OWASP 2013-A3 OWASP 2017-A7 OWASP PC-C4 PCI v3.2- CAPEC-19 CWE-79 HIPAA-79 ISO27001-A.14.2.5 WASC-8 WSTG-INPV-02

Cross-site Scripting (XSS) is a client-side code injection attack where an attacker can execute malicious scripts into a website or web application. Stored Cross-Site Scripting affects the web applications that allows users to store data. This action can potentially expose the users to this type of attack. There are many web applications that are vulnerable to Stored Cross-site Scripting. These web applications fail to filter the stored inputs gathered from the users. As these stores that input in a data store for later use.

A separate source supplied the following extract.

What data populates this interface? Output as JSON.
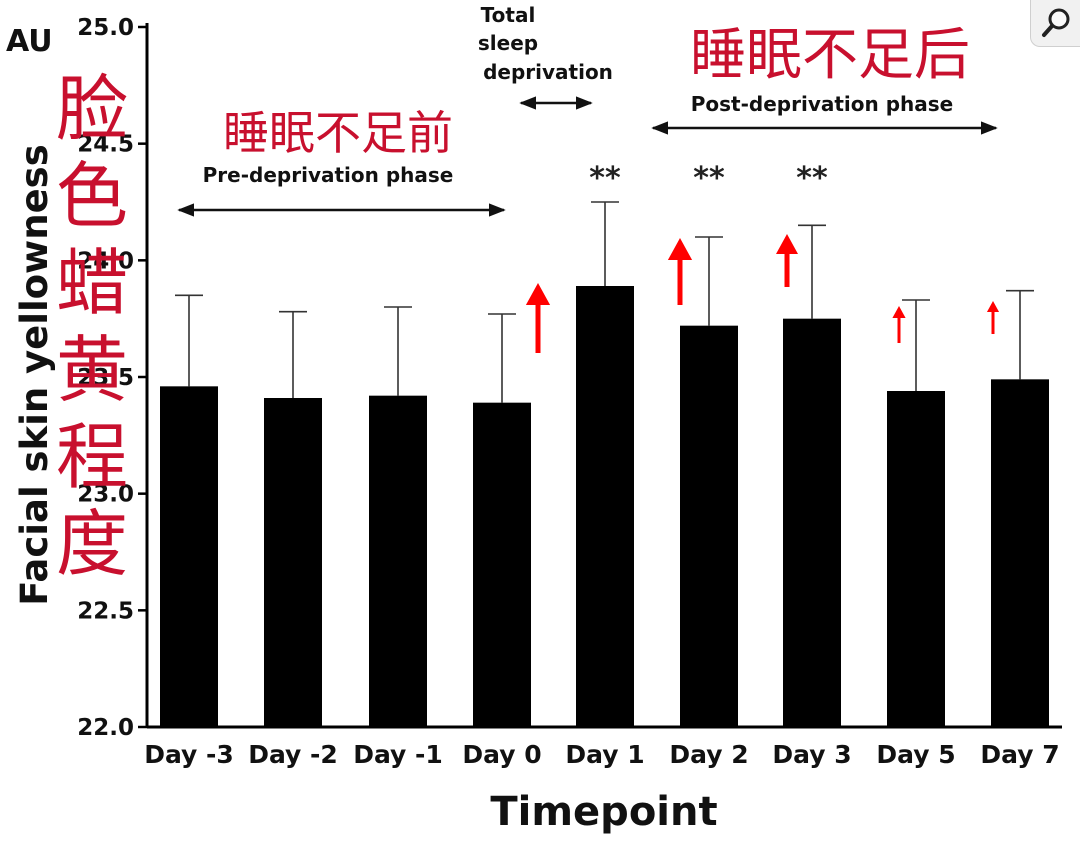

The Stored XSS attack can be successfully executed when a web application gathers malicious input from a user and then stores the input in a database for later use. The main reason for a successful stored XSS attack is the negligence by the developer. The developer had failed to filter the stored input properly. Due to this negligence, that malicious data will appear to be part of the web application and will run in the user’s browser using the web application’s privileges. As this vulnerability typically involves at least two requests to the application, it will also expose the user to second-order XSS.

The stored cross-site scripting vulnerability can be used to conduct a number of browser-based attacks including:-

  • hijack an end user’s browser.
  • steal sensitive information viewed by the application’s users.
  • perform a pseudo defacement of the vulnerable application.
  • Port scanning of internal hosts (The internal hosts refers to the users of the application).
  • direct the delivery of browser-based exploits.

A Stored XSS doesn’t require a malicious link to initiate. Successful exploitation can only be initiated when an end-user visits a page with a stored XSS vulnerability. The following are the phases that a typical site faces during a typical stored XSS attack scenario:-

  • The attacker will first store malicious code into the vulnerable web application’s page.
  • An end user will authenticate himself in the application.
  • After login, the user visits the web application’s vulnerable page.
  • The malicious code will get executed in the user’s browser.

Input stored by applications are usually used via HTML tags. The stored input can also be found as part of the application’s JavaScript content. At this moment, it is crucial for the application to understand how the input is stored and how the input data is positioned in the context of the page.

Example

Let us consider the following input field is vulnerable to a stored XSS attack.

        <input class="inputbox" type="text" name="email" size="40" value="example@beaglesecurity.com" />

    

The attacker will find ways to inject code into the vulnerable input box.

    <input class="inputbox" type="text" name="email" size="40" value="example@beaglesecurity.com"> MALICIOUS CODE <!-- />
    

Impact

An attacker can perform attacks like:-

  • Account hijacking: An attacker can gain access to an end-user account.
  • Credential theft: An attacker can steal the credentials of users to access their account.
  • Data leakage: Using the credentials, the attacker can steal sensitive information about the user.
  • An attacker can fake itself as the host application to the end users and redirect them to the malicious application.
  • The other attacks include key-logger attack, website defacement and port scan.

Mitigation / Precaution

Beagle recommends the following fixes:-

  • Ensuring that the inputs are properly validated.
  • Encoding all input fields.
  • Ensuring all cookie properties are properly set.